Treating seizures: The old and the new (Proceedings)

Apr 01, 2008
By staff

Principles and philosophy of therapy

The primary goal is to treat the underlying disorder. Even if an underlying disorder exists, antiepileptic drugs (AED) may be needed for adjunctive therapy (ie. brain tumor, encephalitis). If the primary treatment does not achieve seizure control, or the animal has primary epilepsy, chronic anticonvulsant therapy is warranted. In some disorders, such as reactive seizures (i.e. portosystemic shunt), AED therapy may be contraindicated.

It is difficult to know when to initiate AED therapy. Most clinicians agree that seizures occurring more often than every 4-6 weeks may benefit from chronic AED therapy. It is not warranted to treat with anticonvulsants after 1 mild to moderate generalized seizure. Severe seizures, cluster seizures or status epilepticus do warrant early therapy. It is best to start chronic therapy early in the course of the disease, but starting after the first seizure makes it difficult to know if therapy is truly needed.

Basics and goals of using anticonvulsant drugs

The ability to control seizures will depend upon the serum concentration of the anticonvulsant drug. Serum concentration will depend on the half-life of the drug. The dosage interval should not exceed the half-life of the drug. It will require approximately 5 half-lives to achieve steady state concentrations. Fluctuations in the serum concentration will still occur following steady state. The peak (highest) concentration will usually occur a few hours after oral dosing. The trough (lowest) level will occur just prior to the next dose. Therapeutic control often depends on the trough concentration. This is the serum concentration that should be measured. (For example, if an animal is normally dosed at 8:00 a.m., then blood should be obtained between 7:00-8:00 a.m. and the anticonvulsant should be administered on time.). This is probably most important early in phenobarbital therapy as once the animal has been chronically treated, peaks and trough concentrations will be very similar. Most therapies will require dosing q8-12 hours. Dosing at fixed times will decrease the chance for fluctuations of drug concentrations outside of the therapeutic range and may decrease the sedative properties associated with most anticonvulsant drugs.

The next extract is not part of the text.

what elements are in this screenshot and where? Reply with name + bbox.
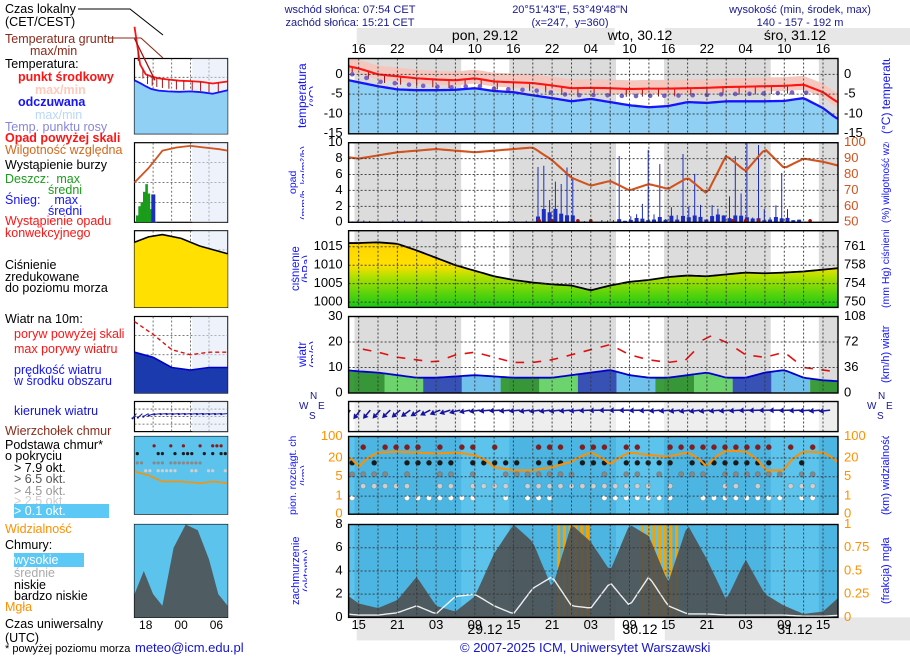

With few exceptions, phenobarbital will always be the most efficacious and least costly medication. It is the only anticonvulsant with proven efficacy in dogs. However, Bromide is becoming a more commonly used single agent. There is no proven efficacy to initial multiple drug therapy. Monotherapy is always warranted initially.

The owner must play an integral role in the management of seizures in their pet. The client should be educated about use of the medications, side effects, monitoring, and expectations of the therapy. The owner should be encouraged to keep a journal describing the frequency, duration, and severity of the seizures. Additionally, they should record any suspected precipitating conditions. The client should be aware that anticonvulsant therapy is rarely curative. A seizure-free status without adverse effects of the anticonvulsant therapy is the ultimate goal. This is not always attainable. Control may be considered a 50% decrease in the frequency, duration, and severity of seizures. The owner needs to know that the therapy may be lifelong, and in some instances, costly. The client should not attempt to "help" the dog during a seizure, unless the animal's life is threatened (i.e. potential to fall off a porch). The client needs to know that most seizures are relatively short in duration and the animal will not "swallow its tongue". The client should contact the veterinarian if there is an increase in frequency, severity, or duration of seizures. The animal should be taken to the veterinarian if cluster seizures (several seizures over a short duration) or status epilepticus occurs.

Animals are frequently left for long periods of the day and a seizure may not be seen. However, there is often evidence of seizure activity, such as urination, defecation, salivation, and disrupted environment. Knowing when the animal is most likely to seizure may help in dosing the medication. For example, if a dosage can not be divided equally, and the animal is more likely to seizure in the early morning hours, giving the larger portion of the dose at night is warranted.